Have you ever participated in volunteer work that left you feeling great? Delivering meals to shut-ins and those less fortunate left me feeling great recently. It also left me with a feeling of appreciation for what I have in life. Research backs up the warm fuzzy feeling you can get from giving to others. Michael Steger, Ph.D., conducted a study that concluded that helping others makes you feel happier. Another study, by psychologist Patricia Frazier at the University of Minnesota, concluded that when an individual’s sense of meaning is threatened, that sense of meaning can be restored by acts of generosity. And still another study, this one led by Wilhelm Hofmann, Ph.D., found that people enjoy a lasting sense of purpose when they do what they think is right. In other words, people lead a more meaning filled life when taking daily moral actions. This reinforces the express that “givers gain.”

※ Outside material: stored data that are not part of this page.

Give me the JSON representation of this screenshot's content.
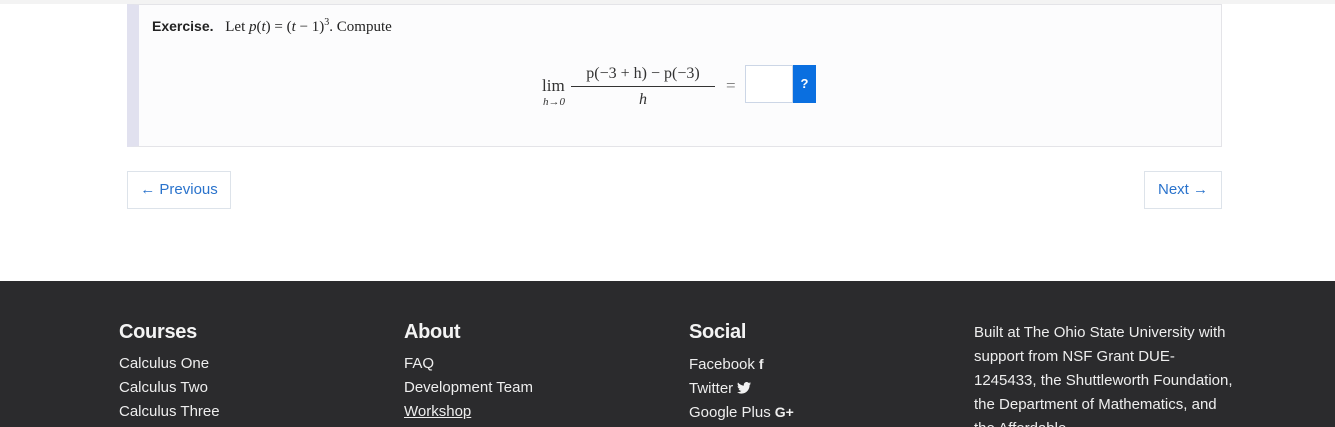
{
  "exercise": {
    "label": "Exercise.",
    "let": "Let",
    "func": "p",
    "var": "t",
    "eq_text": " = (",
    "base": "t",
    "minus_one": " − 1)",
    "exp": "3",
    "compute": ". Compute",
    "lim": "lim",
    "lim_sub": "h→0",
    "numerator": "p(−3 + h) − p(−3)",
    "denominator": "h",
    "equals": "=",
    "answer_value": "",
    "help_label": "?"
  },
  "nav": {
    "previous": "← Previous",
    "next": "Next →"
  },
  "footer": {
    "courses": {
      "heading": "Courses",
      "items": [
        "Calculus One",
        "Calculus Two",
        "Calculus Three"
      ]
    },
    "about": {
      "heading": "About",
      "items": [
        "FAQ",
        "Development Team",
        "Workshop"
      ]
    },
    "social": {
      "heading": "Social",
      "items": [
        "Facebook",
        "Twitter",
        "Google Plus"
      ]
    },
    "credits": "Built at The Ohio State University with support from NSF Grant DUE-1245433, the Shuttleworth Foundation, the Department of Mathematics, and the Affordable"
  },
  "icons": {
    "facebook": "facebook-icon",
    "twitter": "twitter-icon",
    "google_plus": "google-plus-icon"
  },
  "colors": {
    "accent": "#0a6fe0",
    "link": "#2a73cc",
    "footer_bg": "#2b2b2d"
  }
}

There is another expression, “nice guys finish last.” That is exactly what Adam Grant, a professor at the University of Pennsylvania’s Wharton School found. Grant’s research found givers bunched at the bottom of the success ladder. A givers’ trusting nature and willingness to sacrifice leaves them vulnerable to exploitation. What you may find surprising is that Grant also found givers bunched at the top of the success ladder. Admiration and loyalty can be won with a reputation of unselfishness. This creates long-term relationships that enable givers to reap tremendous rewards. A key element of givers at the top of the success ladder is their ability to know how others perceive them. Sharing credit is one thing, making sure others know you are sharing credit makes a difference.
Effective leaders understand the concept that givers gain. The most effective leaders practice the concept that givers gain.